Former Israeli Prime Minister Ehud Olmert, who oversaw the 2008–09 Operation Cast Lead in Gaza, recently issued a rare and scathing condemnation of the current war. “What we are doing in Gaza is a war of extermination: indiscriminate, unrestrained, brutal, and criminal killing of civilians,” Olmert wrote. “We are doing this not because of an accidental loss of control in a particular sector, not because of a disproportionate outburst of fighters in some unit—but as a result of a policy dictated by the government, knowingly, intentionally, viciously, maliciously, recklessly.”

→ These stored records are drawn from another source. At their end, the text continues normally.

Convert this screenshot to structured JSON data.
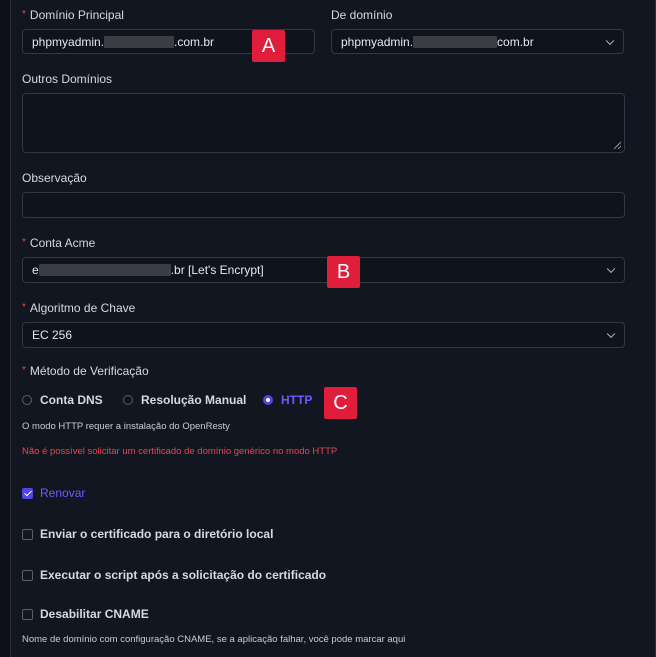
{
  "form": {
    "main_domain": {
      "label": "Domínio Principal",
      "prefix": "phpmyadmin.",
      "suffix": ".com.br"
    },
    "from_domain": {
      "label": "De domínio",
      "prefix": "phpmyadmin.",
      "suffix": "com.br"
    },
    "other_domains": {
      "label": "Outros Domínios",
      "value": ""
    },
    "observation": {
      "label": "Observação",
      "value": ""
    },
    "acme_account": {
      "label": "Conta Acme",
      "prefix": "e",
      "suffix": ".br [Let's Encrypt]"
    },
    "key_algorithm": {
      "label": "Algoritmo de Chave",
      "value": "EC 256"
    },
    "verification": {
      "label": "Método de Verificação",
      "options": [
        "Conta DNS",
        "Resolução Manual",
        "HTTP"
      ],
      "selected": "HTTP",
      "note": "O modo HTTP requer a instalação do OpenResty",
      "error": "Não é possível solicitar um certificado de domínio genérico no modo HTTP"
    },
    "checkboxes": {
      "renew": {
        "label": "Renovar",
        "checked": true
      },
      "send_local": {
        "label": "Enviar o certificado para o diretório local",
        "checked": false
      },
      "run_script": {
        "label": "Executar o script após a solicitação do certificado",
        "checked": false
      },
      "disable_cname": {
        "label": "Desabilitar CNAME",
        "checked": false
      }
    },
    "cname_note": "Nome de domínio com configuração CNAME, se a aplicação falhar, você pode marcar aqui"
  },
  "annotations": {
    "a": "A",
    "b": "B",
    "c": "C"
  },
  "colors": {
    "accent": "#4f46e5",
    "error": "#e5484d",
    "badge": "#e01e3c"
  }
}
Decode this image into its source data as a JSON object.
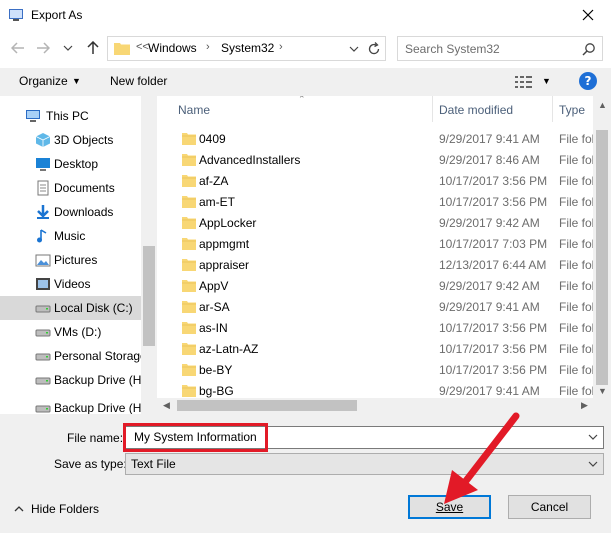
{
  "window": {
    "title": "Export As"
  },
  "address": {
    "overflow": "<<",
    "segments": [
      "Windows",
      "System32"
    ]
  },
  "search": {
    "placeholder": "Search System32"
  },
  "toolbar": {
    "organize": "Organize",
    "new_folder": "New folder",
    "help": "?"
  },
  "sidebar": {
    "items": [
      {
        "label": "This PC",
        "icon": "pc-icon"
      },
      {
        "label": "3D Objects",
        "icon": "cube-icon"
      },
      {
        "label": "Desktop",
        "icon": "desktop-icon"
      },
      {
        "label": "Documents",
        "icon": "documents-icon"
      },
      {
        "label": "Downloads",
        "icon": "downloads-icon"
      },
      {
        "label": "Music",
        "icon": "music-icon"
      },
      {
        "label": "Pictures",
        "icon": "pictures-icon"
      },
      {
        "label": "Videos",
        "icon": "videos-icon"
      },
      {
        "label": "Local Disk (C:)",
        "icon": "drive-icon"
      },
      {
        "label": "VMs (D:)",
        "icon": "drive-icon"
      },
      {
        "label": "Personal Storage",
        "icon": "drive-icon"
      },
      {
        "label": "Backup Drive (H",
        "icon": "drive-icon"
      },
      {
        "label": "Backup Drive (H:)",
        "icon": "drive-icon"
      }
    ],
    "selected_index": 8
  },
  "columns": {
    "name": "Name",
    "date": "Date modified",
    "type": "Type"
  },
  "files": [
    {
      "name": "0409",
      "date": "9/29/2017 9:41 AM",
      "type": "File fol"
    },
    {
      "name": "AdvancedInstallers",
      "date": "9/29/2017 8:46 AM",
      "type": "File fol"
    },
    {
      "name": "af-ZA",
      "date": "10/17/2017 3:56 PM",
      "type": "File fol"
    },
    {
      "name": "am-ET",
      "date": "10/17/2017 3:56 PM",
      "type": "File fol"
    },
    {
      "name": "AppLocker",
      "date": "9/29/2017 9:42 AM",
      "type": "File fol"
    },
    {
      "name": "appmgmt",
      "date": "10/17/2017 7:03 PM",
      "type": "File fol"
    },
    {
      "name": "appraiser",
      "date": "12/13/2017 6:44 AM",
      "type": "File fol"
    },
    {
      "name": "AppV",
      "date": "9/29/2017 9:42 AM",
      "type": "File fol"
    },
    {
      "name": "ar-SA",
      "date": "9/29/2017 9:41 AM",
      "type": "File fol"
    },
    {
      "name": "as-IN",
      "date": "10/17/2017 3:56 PM",
      "type": "File fol"
    },
    {
      "name": "az-Latn-AZ",
      "date": "10/17/2017 3:56 PM",
      "type": "File fol"
    },
    {
      "name": "be-BY",
      "date": "10/17/2017 3:56 PM",
      "type": "File fol"
    },
    {
      "name": "bg-BG",
      "date": "9/29/2017 9:41 AM",
      "type": "File fol"
    }
  ],
  "form": {
    "file_name_label": "File name:",
    "file_name_value": "My System Information",
    "save_type_label": "Save as type:",
    "save_type_value": "Text File"
  },
  "footer": {
    "hide_folders": "Hide Folders",
    "save": "Save",
    "cancel": "Cancel"
  },
  "colors": {
    "accent": "#0078d7",
    "highlight": "#e21a27",
    "folder": "#f8d775"
  }
}
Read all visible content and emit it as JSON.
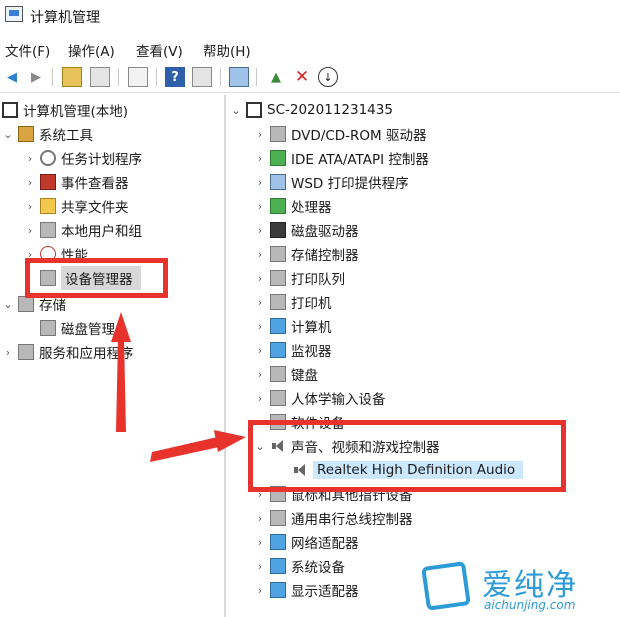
{
  "window": {
    "title": "计算机管理"
  },
  "menu": [
    "文件(F)",
    "操作(A)",
    "查看(V)",
    "帮助(H)"
  ],
  "toolbar": {
    "icons": [
      "back-arrow-icon",
      "forward-arrow-icon",
      "up-folder-icon",
      "show-hide-tree-icon",
      "properties-icon",
      "help-icon",
      "show-action-pane-icon",
      "scan-hardware-icon",
      "update-driver-icon",
      "uninstall-device-icon",
      "disable-device-icon"
    ]
  },
  "left_tree": {
    "root": "计算机管理(本地)",
    "system_tools": "系统工具",
    "task_scheduler": "任务计划程序",
    "event_viewer": "事件查看器",
    "shared_folders": "共享文件夹",
    "local_users": "本地用户和组",
    "performance": "性能",
    "device_manager": "设备管理器",
    "storage": "存储",
    "disk_management": "磁盘管理",
    "services": "服务和应用程序"
  },
  "right_tree": {
    "computer_name": "SC-202011231435",
    "categories": [
      "DVD/CD-ROM 驱动器",
      "IDE ATA/ATAPI 控制器",
      "WSD 打印提供程序",
      "处理器",
      "磁盘驱动器",
      "存储控制器",
      "打印队列",
      "打印机",
      "计算机",
      "监视器",
      "键盘",
      "人体学输入设备",
      "软件设备",
      "声音、视频和游戏控制器",
      "鼠标和其他指针设备",
      "通用串行总线控制器",
      "网络适配器",
      "系统设备",
      "显示适配器"
    ],
    "audio_device": "Realtek High Definition Audio"
  },
  "watermark": {
    "name": "爱纯净",
    "url": "aichunjing.com"
  },
  "colors": {
    "annotation_red": "#e8332d",
    "selection": "#cce8ff",
    "watermark_blue": "#2d9bd8"
  }
}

Meanwhile, cease-fire negotiations remain in limbo. The Trump administration on Monday denied reports that Hamas had accepted a 70-day truce agreement proposed by Special Envoy Steve Witkoff. Although Witkoff initially told CNN that “the deal is on the table” and that “Israel will agree” to it, he later walked back his remarks. An unnamed Palestinian official told The Times of Israel that Witkoff changed his mind. Witkoff claimed Hamas responded in an “unacceptable” way to a proposal he ultimately said he never formally made.

CAIR, the U.S.-based Council on American-Islamic Relations, condemned the bombing of the school shelter and the previous day’s killing of two Red Cross workers in Khan Younis, along with the March 23 massacre of 15 Palestinian first responders. “How many more children, women, the elderly, journalists, healthcare workers, and first responders must Benjamin Netanyahu slaughter with American weapons before Donald Trump forces him to accept a permanent cease-fire deal that ends the genocide for good and frees all captives?” said CAIR national executive director Nihad Awad. “Every hour that Israel’s genocidal crimes continue with impunity—and with our government’s complicity—adds more dishonor to a shameful period in the history of our nation and the world.”

According to the Gaza Health Ministry, over 190,000 Palestinians have been killed or wounded since the assault began in October 2023. That includes at least 14,000 who are missing and believed to be buried beneath the rubble. A peer-reviewed study published in The Lancet earlier this year found that Gaza’s reported death toll is likely under counted by at least 41 percent.

As the bombs fall and the aid fails to arrive, Gaza’s people continue to endure relentless loss—with nowhere left to go, and no one left to count on.